Q4.5 — r = 12, θ = 45°

Convert: 45° = π/4 rad. l = 12 × π/4 = 3π cm. A = ½ × 144 × π/4 = 72 × π/4 = 18π cm².

Q4.6 — r = 9, θ = 2π/3

l = 9 × 2π/3 = 18π/3 = 6π cm. A = ½ × 81 × 2π/3 = 81 × π/3 = 27π cm².

Q4.7 — l = 8π, r = 4, find θ

θ = l/r = 8π/4 = 2π rad. Interpretation: 2π rad is a full revolution, so the "sector" is actually the entire circle (the arc wraps all the way round).

Q4.8 — A = 50π, θ = π/2, find r

50π = ½ r² × π/2 = π r² / 4. Multiply both sides by 4/π: r² = 200. r = √200 = 10√2 cm.

Q4.9 — A = 27π, r = 6, find θ

θ = 2A / r² = 2 × 27π / 36 = 54π/36 = 3π/2 rad. (Equivalent to 270°.)

Q4.10 — l = 15, θ = 5π/6, find r

r = l / θ = 15 / (5π/6) = 15 × 6/(5π) = 90/(5π) = 18/π cm (≈ 5.73 cm).

Q4.11 — Perimeter 40 cm, r = 12 cm

Perimeter = 2r + l = 40 ⇒ l = 40 − 2(12) = 16 cm.

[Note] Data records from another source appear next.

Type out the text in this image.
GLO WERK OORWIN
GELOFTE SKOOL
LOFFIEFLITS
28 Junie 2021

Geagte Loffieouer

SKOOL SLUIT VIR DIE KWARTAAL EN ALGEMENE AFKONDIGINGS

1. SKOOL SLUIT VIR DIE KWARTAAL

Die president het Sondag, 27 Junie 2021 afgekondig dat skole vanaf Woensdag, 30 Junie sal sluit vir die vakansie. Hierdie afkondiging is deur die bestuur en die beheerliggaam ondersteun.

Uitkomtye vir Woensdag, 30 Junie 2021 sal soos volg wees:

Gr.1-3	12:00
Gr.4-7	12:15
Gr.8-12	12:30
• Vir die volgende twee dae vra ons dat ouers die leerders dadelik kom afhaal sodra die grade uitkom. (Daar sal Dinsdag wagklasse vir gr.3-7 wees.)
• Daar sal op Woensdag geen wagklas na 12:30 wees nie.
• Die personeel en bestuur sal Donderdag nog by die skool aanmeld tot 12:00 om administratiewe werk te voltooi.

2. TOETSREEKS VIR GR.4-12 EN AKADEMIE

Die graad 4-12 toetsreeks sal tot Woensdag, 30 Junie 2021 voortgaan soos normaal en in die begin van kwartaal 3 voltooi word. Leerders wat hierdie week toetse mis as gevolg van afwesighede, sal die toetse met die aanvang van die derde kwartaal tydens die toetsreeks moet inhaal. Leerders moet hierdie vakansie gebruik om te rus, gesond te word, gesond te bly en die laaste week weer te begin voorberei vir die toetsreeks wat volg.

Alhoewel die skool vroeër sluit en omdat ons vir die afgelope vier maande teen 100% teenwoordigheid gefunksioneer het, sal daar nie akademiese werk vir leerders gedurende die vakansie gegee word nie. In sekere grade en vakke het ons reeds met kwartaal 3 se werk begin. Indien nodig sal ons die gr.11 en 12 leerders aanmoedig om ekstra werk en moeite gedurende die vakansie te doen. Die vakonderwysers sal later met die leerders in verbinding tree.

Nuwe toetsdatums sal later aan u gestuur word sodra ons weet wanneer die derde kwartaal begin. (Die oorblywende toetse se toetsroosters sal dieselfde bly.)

Then θ = l/r = 16/12 = 4/3 rad (≈ 76.4°).

Q4.12 — A = 18π cm², l = 6π cm

Divide A by l to cancel θ: A/l = (½ r² θ) / (rθ) = r/2. So r = 2 A/l = 2(18π)/(6π) = 36π/(6π) = 6 cm.
Then θ = l/r = 6π/6 = π rad. (Check area: ½ × 36 × π = 18π ✓.) The sector is a semicircle of radius 6.